Combine the yeast, sugar and milk in a small bowl and mix until there are no lumps.
Cover with a clean tea towel and set aside in a warm place for 10 minutes until foamy.
Dough
Sift together the flour and 1 1/2 Tbsp cacao powder in a large mixing bowl.
Add the cacao nibs and stir well to coat with the flour.
Add the ghee, egg, honey and yeast mixture and mix well to a soft dough.
Cover with a clean tea towel and set aside in a warm place for 45 minutes to 1 hour.
Turn the dough out onto a clean surface dusted with extra flour and shape into a long sausage.
Cut the sausage into 12-16 pieces.
Shape each piece into a bun and place on a lined baking tray.
Cover with a clean tea towel and set aside in a warm place for 15-20 minutes.
Bake in a preheated oven at 220oC for 25-30 minutes until golden.
Glaze
As soon as the buns are ready, combine the glaze ingredients in a small pot and gently heat until the sugar and gelatin melt.
Brush the hot glaze onto the hot buns.
Cool the buns on a wire rack.
Chocolate for Crosses
Place the cacao butter and rice malt syrup into a small pot and melt over very low heat.
Whisk in the cacao powder, vanilla and salt until smooth.
Place into a piping bag (or use a plastic sandwich bag with one corner cut off) and pipe crosses onto the buns.

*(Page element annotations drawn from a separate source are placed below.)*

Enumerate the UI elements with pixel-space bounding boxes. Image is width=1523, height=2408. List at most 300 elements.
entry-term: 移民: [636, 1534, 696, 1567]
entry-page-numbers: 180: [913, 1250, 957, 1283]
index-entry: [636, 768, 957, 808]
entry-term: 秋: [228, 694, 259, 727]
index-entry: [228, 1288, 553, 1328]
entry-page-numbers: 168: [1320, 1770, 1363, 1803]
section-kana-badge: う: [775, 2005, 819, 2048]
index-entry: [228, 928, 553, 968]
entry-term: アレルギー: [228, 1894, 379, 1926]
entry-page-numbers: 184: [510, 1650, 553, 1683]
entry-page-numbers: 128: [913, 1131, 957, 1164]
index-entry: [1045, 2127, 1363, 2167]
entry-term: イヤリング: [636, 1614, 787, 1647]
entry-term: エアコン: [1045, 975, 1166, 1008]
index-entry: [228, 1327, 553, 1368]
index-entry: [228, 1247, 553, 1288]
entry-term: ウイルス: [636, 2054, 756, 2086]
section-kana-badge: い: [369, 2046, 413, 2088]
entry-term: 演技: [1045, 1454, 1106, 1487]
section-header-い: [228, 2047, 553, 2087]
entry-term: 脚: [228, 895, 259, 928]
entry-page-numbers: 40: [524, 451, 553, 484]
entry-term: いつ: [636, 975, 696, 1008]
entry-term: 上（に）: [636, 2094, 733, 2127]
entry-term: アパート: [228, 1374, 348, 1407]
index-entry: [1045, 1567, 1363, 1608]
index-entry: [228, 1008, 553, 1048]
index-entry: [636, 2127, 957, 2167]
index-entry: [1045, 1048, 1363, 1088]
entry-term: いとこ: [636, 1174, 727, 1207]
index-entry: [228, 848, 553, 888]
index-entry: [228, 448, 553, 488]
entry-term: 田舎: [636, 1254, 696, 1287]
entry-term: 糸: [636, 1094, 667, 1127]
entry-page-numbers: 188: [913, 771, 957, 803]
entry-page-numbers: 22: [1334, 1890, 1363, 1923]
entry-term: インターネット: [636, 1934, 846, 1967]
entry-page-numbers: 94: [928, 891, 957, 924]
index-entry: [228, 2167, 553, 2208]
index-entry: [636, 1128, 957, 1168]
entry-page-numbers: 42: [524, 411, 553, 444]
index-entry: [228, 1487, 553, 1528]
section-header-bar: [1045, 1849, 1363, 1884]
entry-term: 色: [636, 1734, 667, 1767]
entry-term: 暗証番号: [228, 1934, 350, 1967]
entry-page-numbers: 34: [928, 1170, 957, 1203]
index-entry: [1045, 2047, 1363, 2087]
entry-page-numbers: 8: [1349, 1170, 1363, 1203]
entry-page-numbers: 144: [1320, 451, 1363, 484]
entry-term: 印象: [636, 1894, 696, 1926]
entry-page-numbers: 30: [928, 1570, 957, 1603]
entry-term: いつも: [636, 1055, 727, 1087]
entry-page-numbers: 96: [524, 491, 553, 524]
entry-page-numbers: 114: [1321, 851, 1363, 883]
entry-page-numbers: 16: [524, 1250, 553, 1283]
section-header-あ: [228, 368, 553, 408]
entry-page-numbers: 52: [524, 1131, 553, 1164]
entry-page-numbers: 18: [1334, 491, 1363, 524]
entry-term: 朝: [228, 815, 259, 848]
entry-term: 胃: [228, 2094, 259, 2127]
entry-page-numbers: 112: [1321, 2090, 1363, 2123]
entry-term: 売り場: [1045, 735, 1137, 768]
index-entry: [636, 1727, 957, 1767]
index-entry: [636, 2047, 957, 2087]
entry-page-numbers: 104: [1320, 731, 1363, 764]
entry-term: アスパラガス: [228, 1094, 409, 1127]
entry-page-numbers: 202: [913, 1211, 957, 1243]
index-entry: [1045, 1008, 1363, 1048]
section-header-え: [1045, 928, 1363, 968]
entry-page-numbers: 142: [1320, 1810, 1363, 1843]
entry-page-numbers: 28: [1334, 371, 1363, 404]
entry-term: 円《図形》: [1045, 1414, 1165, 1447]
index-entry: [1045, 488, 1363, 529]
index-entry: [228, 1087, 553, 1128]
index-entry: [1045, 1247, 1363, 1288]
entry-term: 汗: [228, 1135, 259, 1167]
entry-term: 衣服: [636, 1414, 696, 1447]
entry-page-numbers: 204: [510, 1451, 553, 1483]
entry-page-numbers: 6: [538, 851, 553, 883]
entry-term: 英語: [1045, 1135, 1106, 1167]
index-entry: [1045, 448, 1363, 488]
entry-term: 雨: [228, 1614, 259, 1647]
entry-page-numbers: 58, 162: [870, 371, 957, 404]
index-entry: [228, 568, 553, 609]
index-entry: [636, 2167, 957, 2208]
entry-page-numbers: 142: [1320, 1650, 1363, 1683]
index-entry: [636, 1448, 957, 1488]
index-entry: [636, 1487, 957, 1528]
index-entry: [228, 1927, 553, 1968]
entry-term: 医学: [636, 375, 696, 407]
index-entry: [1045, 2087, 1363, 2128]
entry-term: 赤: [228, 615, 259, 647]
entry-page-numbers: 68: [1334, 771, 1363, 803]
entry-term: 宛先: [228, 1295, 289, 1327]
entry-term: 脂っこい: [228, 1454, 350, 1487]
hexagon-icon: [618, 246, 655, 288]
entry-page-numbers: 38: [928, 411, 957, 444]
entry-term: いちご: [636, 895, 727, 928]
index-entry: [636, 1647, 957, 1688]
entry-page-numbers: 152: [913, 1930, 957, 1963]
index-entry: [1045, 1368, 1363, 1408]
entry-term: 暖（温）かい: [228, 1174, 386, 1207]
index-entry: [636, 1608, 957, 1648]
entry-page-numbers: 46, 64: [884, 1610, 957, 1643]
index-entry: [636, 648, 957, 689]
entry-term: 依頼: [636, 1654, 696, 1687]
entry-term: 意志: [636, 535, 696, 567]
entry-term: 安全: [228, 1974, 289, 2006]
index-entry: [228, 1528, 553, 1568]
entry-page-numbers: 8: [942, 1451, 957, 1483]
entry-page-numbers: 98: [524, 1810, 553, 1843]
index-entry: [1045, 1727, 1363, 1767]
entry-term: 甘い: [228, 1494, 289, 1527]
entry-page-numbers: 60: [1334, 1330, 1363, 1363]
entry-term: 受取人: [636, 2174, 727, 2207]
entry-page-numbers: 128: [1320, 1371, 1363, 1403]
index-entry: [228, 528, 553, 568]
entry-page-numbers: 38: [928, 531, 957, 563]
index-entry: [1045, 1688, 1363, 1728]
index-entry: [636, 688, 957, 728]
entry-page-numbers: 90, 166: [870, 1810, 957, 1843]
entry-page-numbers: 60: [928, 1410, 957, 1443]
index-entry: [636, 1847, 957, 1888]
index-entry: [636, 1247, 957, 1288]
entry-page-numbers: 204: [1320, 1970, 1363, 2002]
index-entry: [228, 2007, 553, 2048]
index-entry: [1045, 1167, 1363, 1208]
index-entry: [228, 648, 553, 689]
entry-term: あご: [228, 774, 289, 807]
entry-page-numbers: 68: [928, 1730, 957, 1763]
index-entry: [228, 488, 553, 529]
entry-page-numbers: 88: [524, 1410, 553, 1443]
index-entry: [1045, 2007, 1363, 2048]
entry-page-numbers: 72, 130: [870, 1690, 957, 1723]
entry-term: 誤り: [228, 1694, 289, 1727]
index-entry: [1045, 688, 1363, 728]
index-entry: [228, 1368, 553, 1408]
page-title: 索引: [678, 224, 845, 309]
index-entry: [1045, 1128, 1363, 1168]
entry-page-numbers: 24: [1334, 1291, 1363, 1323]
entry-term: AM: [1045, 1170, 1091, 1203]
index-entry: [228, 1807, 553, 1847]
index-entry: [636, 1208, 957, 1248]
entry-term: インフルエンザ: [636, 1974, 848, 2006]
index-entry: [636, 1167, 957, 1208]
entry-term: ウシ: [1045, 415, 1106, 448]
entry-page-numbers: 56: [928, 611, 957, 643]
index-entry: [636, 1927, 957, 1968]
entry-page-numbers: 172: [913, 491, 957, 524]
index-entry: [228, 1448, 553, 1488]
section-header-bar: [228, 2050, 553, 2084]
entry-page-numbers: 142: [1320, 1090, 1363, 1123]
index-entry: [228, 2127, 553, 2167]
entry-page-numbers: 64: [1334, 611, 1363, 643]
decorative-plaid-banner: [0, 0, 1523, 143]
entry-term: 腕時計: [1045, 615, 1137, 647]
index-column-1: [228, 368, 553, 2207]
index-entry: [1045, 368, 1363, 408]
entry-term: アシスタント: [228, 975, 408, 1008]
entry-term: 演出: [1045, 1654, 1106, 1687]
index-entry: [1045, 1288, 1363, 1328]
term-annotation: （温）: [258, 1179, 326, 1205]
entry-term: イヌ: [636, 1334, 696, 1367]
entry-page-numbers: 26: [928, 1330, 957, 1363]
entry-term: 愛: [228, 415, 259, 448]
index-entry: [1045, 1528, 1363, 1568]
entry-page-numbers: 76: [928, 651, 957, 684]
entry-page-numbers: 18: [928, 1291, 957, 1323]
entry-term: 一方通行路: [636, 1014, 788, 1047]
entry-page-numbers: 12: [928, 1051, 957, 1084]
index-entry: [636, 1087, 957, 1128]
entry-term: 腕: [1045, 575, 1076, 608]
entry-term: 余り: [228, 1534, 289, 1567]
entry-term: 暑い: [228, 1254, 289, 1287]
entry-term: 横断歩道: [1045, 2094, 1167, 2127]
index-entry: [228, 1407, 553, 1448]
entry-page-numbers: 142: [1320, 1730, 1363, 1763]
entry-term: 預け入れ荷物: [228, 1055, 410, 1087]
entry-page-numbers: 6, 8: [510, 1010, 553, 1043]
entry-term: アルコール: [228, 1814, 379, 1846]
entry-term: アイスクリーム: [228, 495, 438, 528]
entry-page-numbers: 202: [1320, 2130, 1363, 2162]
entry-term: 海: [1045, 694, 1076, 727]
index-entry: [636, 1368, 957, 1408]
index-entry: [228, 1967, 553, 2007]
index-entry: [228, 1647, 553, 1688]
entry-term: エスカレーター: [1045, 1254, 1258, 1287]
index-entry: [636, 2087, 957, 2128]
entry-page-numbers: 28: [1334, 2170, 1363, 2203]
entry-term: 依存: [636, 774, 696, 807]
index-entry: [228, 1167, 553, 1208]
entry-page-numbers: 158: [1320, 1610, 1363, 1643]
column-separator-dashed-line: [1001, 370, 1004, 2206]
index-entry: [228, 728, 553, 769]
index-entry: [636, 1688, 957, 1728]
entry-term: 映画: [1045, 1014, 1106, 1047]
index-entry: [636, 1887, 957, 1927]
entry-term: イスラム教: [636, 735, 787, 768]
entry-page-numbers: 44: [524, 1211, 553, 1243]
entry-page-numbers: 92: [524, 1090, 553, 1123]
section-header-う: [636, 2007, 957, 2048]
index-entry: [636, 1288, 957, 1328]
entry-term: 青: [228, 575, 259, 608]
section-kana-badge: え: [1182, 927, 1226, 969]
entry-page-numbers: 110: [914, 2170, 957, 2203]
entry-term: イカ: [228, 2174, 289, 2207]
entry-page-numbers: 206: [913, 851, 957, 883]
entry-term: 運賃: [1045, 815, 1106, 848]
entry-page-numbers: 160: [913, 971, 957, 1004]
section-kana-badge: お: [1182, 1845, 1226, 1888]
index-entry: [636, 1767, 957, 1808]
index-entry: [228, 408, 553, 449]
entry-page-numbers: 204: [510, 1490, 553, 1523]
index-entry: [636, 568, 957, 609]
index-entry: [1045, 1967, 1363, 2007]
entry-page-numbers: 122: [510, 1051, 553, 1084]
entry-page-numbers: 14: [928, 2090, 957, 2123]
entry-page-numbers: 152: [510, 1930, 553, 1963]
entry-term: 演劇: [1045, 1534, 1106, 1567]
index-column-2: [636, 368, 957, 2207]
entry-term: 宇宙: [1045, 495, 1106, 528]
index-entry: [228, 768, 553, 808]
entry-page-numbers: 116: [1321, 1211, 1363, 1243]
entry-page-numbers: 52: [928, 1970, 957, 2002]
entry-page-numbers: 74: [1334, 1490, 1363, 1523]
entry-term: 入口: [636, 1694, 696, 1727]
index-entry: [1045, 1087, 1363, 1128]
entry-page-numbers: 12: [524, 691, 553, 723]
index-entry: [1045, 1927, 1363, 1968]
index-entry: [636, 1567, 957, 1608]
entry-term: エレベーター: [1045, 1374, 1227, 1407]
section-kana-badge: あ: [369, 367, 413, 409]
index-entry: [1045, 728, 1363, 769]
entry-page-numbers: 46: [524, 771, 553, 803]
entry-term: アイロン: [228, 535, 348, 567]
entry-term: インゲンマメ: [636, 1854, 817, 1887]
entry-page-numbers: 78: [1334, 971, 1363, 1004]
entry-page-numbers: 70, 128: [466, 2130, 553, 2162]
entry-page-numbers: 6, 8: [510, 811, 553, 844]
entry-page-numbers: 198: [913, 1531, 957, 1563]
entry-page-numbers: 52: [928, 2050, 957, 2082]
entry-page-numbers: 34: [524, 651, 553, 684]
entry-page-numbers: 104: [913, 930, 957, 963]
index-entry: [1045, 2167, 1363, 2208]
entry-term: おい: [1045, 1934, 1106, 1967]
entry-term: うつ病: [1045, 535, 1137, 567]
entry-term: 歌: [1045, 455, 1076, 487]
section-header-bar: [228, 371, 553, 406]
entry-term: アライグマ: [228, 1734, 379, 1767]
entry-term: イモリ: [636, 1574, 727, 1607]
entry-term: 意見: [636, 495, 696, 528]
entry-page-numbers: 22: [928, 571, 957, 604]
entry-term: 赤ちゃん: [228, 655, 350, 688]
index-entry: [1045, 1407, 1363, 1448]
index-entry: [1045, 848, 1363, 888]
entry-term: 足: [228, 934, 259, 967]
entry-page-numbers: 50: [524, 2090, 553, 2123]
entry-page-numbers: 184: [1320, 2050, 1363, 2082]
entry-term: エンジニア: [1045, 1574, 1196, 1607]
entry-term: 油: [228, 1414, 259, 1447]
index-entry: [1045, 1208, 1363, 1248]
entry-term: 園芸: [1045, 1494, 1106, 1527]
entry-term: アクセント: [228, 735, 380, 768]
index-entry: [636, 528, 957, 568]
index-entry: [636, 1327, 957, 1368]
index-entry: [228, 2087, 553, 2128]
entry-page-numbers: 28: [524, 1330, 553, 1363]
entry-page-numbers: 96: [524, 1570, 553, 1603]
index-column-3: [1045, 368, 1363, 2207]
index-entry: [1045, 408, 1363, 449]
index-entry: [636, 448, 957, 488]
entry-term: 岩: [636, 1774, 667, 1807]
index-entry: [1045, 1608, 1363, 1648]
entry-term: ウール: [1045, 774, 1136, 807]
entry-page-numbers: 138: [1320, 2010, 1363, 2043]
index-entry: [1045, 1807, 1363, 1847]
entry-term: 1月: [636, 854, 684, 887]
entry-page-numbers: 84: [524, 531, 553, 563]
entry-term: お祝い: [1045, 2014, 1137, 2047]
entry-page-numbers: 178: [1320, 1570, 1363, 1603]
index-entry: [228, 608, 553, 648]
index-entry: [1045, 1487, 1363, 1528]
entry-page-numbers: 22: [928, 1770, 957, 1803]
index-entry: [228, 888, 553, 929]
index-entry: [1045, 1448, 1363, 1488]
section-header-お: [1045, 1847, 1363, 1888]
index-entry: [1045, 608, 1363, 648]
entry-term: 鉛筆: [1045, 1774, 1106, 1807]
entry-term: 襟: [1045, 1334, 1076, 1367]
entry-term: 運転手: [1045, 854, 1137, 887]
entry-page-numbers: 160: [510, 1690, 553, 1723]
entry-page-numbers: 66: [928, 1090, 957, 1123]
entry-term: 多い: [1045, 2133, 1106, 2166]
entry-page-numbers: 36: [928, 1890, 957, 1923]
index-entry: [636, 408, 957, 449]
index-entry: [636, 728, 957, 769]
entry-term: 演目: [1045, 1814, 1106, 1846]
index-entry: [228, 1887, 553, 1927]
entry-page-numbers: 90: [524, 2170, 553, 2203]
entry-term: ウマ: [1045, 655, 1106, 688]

Be careful as it is hot. If it is too hot, allow it to cool for a few minutes until you can hold it without burning yourself.
Notes:
If it is a cold day, and you don’t have anywhere warm to sit the yeast and the dough, place them on the top shelf of a cold oven, with a bowl of boiling water in the bottom of the oven and close the oven door. This will provide a warm, but not hot environment to activate the yeast.